From 2009 until 2017, Superville worked collaboratively as a member of the AP’s five-person team assigned to the Obama presidency and served as the AP’s chief reporter covering former First Lady Michelle Obama. Superville and seven others currently cover the Trump presidency for the AP. As a reporter with the unique experience of covering the Obama presidency and the Trump presidency, Superville described the differences between the administrations.
“One of the big differences between the Obama administration and the Trump administration is the tweeting. We’re all always looking at Twitter because [President Trump] could tweet anything at any time of day. He announces policy on Twitter, personnel appointments or dismissals. Before, those kinds of things happened at a White House briefing,” said Superville. “The level of turnover is a lot higher than the previous administration. Just look at the Department of Homeland Security. They’re now on their fifth DHS Secretary, and President Trump hasn’t even finished his third year in office.”
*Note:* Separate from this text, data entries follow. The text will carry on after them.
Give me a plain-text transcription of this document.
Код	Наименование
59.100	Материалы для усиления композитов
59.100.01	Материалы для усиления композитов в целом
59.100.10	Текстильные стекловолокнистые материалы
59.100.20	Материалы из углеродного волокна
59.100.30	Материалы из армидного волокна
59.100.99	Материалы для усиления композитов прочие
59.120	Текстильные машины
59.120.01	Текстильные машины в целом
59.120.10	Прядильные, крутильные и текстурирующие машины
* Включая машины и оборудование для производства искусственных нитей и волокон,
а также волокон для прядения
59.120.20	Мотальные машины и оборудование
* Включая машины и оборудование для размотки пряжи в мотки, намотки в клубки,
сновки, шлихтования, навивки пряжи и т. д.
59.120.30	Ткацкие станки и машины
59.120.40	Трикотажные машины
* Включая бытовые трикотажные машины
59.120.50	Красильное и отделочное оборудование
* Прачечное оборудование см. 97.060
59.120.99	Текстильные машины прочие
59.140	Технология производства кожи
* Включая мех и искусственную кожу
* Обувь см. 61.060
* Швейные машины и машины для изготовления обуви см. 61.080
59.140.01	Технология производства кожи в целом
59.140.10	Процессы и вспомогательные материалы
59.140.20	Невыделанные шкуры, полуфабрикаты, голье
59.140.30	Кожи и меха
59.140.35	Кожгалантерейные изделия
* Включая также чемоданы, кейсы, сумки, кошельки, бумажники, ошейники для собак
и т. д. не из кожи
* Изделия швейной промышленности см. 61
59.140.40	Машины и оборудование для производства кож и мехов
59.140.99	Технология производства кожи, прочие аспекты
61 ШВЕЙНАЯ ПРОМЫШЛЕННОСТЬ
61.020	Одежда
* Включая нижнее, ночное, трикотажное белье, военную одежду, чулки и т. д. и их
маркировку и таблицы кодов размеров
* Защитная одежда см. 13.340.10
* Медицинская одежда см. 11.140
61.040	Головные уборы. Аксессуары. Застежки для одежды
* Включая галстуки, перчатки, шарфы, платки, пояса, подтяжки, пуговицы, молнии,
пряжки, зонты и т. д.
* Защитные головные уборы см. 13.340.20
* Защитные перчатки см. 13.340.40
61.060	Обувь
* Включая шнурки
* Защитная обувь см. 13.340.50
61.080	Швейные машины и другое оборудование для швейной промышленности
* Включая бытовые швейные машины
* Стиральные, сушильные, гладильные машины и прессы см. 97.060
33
Superville spoke with two students from iPulse, Lynn’s student newspaper, and a representative from Palm Beach Post before taking to the stage for her official appearance with Dr. Robert Watson, distinguished professor of American history. Superville shared her thoughts and hopes regarding the continued rise in tension and animosity between some political parties and the press.
“There certainly are people who are trying to undermine the news industry. I think some conservative voters are taking their cues from conservative voices,” said Superville. “There are some lawmakers and leaders around the world who have started to adopt the ‘fake news’ mantra. It is spreading, but I’m of the mind that at some point it will turn around, and people who, today, see some journalists as ‘fake news’ will realize the value of independent journalism.”
At approximately 12 p.m., Superville joined Dr. Watson on stage. Members of the Boca Raton and Lynn communities sat mesmerized as Superville described flying with Air Force One and traveling around the world to report on the First Family. Recently, Superville accompanied Ivanka Trump to Morocco in exchange for a twenty minute interview in which Ivanka stated her opinion on the impeachment inquiry.
“Her basic answer [on impeachment] was that she thinks it’s just another attempt by Democrats to overturn the election. Then we moved on to the impeachment inquiry and the whistleblower,” said Superville. “Under law, [the whistleblower] is supposed to remain anonymous and protected. I asked [Ivanka] if she wanted to know who the whistleblower is. She said she did not think the identity of the whistleblower is as important as knowing the whistleblower’s motivation, knowing why they did what they did.”
Superville and Dr. Watson concluded the interview and invited select members of the audience to join them in a ‘Q & A’ style reception. During the reception, Superville encouraged journalism students to work hard and remember their purpose during this politically tumultuous time.
“It’s hard to hear yourself be called ‘fake’ and ‘an enemy of the people,’ but at the same time you have to keep in mind that you have a job to do,” said Superville. “I keep my focus on the reporting and the stories and try to get it right. It’s our responsibility and obligation to continue to try and ask questions.”